- Court: Court of Appeal
- Citations: [1972] EWCA Civ 10, [1973] Ch 9

Court membership
- Judges sitting: Stamp LJ Sachs LJ Megaw LJ

Case opinions
- Stamp LJ, Sachs LJ and Megaw LJ

Keywords
- Certainty, express trusts

= Re Baden's Deed Trusts (No 2) =

 is an English trusts law case, concerning the circumstances under which a trust will be held to be uncertain. It followed on from McPhail v Doulton, where the House of Lords affirmed that upholding the settlor's intentions was of paramount importance. It dealt with the same facts as McPhail v Doulton, since the Lords had remanded the case to the Court of Appeal to be decided using the legal principles set out in McPhail.

==Facts==
Mr Bertram Baden settled a trust for the employees, relatives and dependants of his company, Matthew Hall & Co Ltd. It said the net income of the trust fund should be applied by the trustees ‘in their absolute discretion’ and as they thought fit for the employees, relatives and dependants in grants. The House of Lords in McPhail v Doulton held that the trust would in principle be valid if it could be said with certainty that a hypothetical claimant "is or is not" within the class of beneficiaries. The case returned to the lower courts to determine if the trust was in fact enforceable.

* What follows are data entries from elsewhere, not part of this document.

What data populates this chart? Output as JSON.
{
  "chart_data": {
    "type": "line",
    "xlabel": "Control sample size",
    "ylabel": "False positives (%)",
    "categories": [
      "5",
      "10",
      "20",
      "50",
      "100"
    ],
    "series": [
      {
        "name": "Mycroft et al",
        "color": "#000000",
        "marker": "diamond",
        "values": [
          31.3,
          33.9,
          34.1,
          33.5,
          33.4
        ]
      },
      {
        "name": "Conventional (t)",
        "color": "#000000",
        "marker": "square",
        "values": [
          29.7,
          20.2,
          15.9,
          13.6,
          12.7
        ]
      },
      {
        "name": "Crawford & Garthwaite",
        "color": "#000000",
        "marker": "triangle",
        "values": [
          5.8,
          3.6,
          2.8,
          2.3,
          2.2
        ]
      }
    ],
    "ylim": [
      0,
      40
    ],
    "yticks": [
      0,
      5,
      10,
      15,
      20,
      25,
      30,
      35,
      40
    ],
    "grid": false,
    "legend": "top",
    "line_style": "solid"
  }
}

Brightman J held the House of Lords decision had overruled previous IRC v Broadway Cottages so that the rule in Re Gulbenkian applied equally to trusts as to powers: a trust was valid if it could be said with certainty that any given individual was or was not a member of a class of beneficiaries, and accordingly the clause was valid as a trust. The executors appealed.

==Judgment==
The Court of Appeal held, dismissing the appeal, that to apply the Re Gulbenkian test for a discretionary trust, "conceptual" and "evidential" were distinct. If a claimant could not bring evidence he was a beneficiary, he would not be. But there was no inherent conceptual uncertainty in the words "dependants" or "relatives", and the clause was valid.

The three judges gave different views on why the trust was valid. Stamp LJ held that the trust was valid because the court could always determine who was a dependant and a relative could be restricted to a workable definition of the next of kin.

Sachs LJ held the test required only clarity in the concept. He put it as follows.

The court is never defeated by evidential uncertainty...

Once the class of persons to be benefited is conceptually certain it then becomes a question of fact to be determined on evidence whether any postulant has on inquiry been proved to be within it: if it is not so proved, then he is not in it.

Megaw LJ viewed the position to be as follows.

the test is satisfied if, as regards at least a substantial number of objects, it can be said with certainty that they fall within the trust; even though, as regards a substantial number of other persons, if they ever for some fanciful reason fell to be considered, the answer would have to be, not ‘they are outside the trust’, but ‘it is not proven whether they are in or out’.

He said that requiring complete conceptual certainty would amount to a return to the list certainty test.